I'm given new references and have to, somehow, deal with this new state. 
My opinion, which is nothing more than that, is : it'd be nice if those 
new object references were valid.


But, *shrug*, whatever. If those aren't desired or generally useful 
semantics, I'll finish implementing the logic for my MergeEventListener. 
I could use some help getting hold of EmbeddedComponentType's metamodel 
(see 
http://opensource.atlassian.com/projects/hibernate/browse/HHH-1907). But 
I'll catch Max on irc for that. ;)


Thanks again,
 Josh.


P.S. one last thing, Christian. You mentioned "Don't [apply those 
values] if you don't want [them]", though there's one case where it's 
actually "Then do [appply those values] if you want [them]". Namely on 
the reverse side of a bidirectional many-to-one. If you call 
child.setParent(parent) and not parent.getChildren().add(child), then 
you'll get a parent back which still doesn't have children in it. A bit 
freaky the first time you experience it. And no, Hibernate doesn't do 
CMR, but it also needn't go out of it's way to NOT do CMR. Cheers.



Christian wrote:

This is consistent with the way saveOrUpdate works


And it's perfectly reasonable behavior. If I modify a field value,  
then merge, then take the instance returned by merge, I expect that  
the value is still there in the merged result. That has nothing to do  
with the update/UPDATE behavior of Hibernate.
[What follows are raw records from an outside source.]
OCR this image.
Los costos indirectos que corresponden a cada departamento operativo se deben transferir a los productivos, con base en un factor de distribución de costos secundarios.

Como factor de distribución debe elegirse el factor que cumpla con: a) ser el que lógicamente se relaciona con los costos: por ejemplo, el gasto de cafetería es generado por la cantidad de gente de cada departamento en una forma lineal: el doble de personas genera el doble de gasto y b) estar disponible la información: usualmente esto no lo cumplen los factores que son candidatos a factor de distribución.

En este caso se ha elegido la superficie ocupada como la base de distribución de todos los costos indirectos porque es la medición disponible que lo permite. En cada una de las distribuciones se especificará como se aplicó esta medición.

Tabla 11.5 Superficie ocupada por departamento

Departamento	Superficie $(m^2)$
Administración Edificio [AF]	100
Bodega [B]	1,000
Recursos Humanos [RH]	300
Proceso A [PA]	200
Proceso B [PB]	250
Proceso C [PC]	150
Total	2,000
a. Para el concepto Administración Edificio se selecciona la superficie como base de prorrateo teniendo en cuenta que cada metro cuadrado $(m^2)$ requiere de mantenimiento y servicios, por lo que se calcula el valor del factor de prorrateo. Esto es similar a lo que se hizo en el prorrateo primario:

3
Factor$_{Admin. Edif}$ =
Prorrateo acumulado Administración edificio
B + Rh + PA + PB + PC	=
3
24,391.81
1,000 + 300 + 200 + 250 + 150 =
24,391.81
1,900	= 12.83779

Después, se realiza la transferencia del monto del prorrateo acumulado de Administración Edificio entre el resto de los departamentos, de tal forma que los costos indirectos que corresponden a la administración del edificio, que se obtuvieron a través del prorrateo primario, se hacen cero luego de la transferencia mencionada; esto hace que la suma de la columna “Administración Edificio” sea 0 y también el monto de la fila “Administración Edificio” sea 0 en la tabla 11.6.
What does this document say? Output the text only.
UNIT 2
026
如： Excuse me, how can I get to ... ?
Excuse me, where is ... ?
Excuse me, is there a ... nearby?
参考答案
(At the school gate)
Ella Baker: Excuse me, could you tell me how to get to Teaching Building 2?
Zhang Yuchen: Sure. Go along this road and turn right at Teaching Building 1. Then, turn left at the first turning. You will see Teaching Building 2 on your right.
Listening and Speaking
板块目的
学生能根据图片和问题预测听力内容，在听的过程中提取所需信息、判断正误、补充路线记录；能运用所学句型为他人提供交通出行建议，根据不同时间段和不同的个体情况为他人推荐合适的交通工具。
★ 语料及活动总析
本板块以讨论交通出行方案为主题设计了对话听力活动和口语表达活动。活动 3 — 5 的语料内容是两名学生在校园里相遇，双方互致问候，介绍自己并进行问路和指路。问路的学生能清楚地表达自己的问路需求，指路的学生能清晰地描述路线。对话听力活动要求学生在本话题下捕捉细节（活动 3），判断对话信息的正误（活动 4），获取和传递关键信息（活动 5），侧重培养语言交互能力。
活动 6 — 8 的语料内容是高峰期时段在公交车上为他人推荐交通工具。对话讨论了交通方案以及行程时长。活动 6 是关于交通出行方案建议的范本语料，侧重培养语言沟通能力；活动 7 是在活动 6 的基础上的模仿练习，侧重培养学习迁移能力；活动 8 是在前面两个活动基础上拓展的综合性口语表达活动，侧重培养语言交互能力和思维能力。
copies _invalid_ values on top of the clean proxied collection, and  
sends that back to the user.


It does so because you applied these values. Don't do that if you  
don't want it. Thanks to Hibernate your mistake will not end up in  
the database.


Max wrote:
Yes, Josh - consider especially the situation Christian explained that if  
you merge Xy onto a session you expect the returning object is Xy and not  
Xx.


If you want this behavior (which in some cases I can see the usefullness  
of) you need to have

a custom merge implementation as you already have.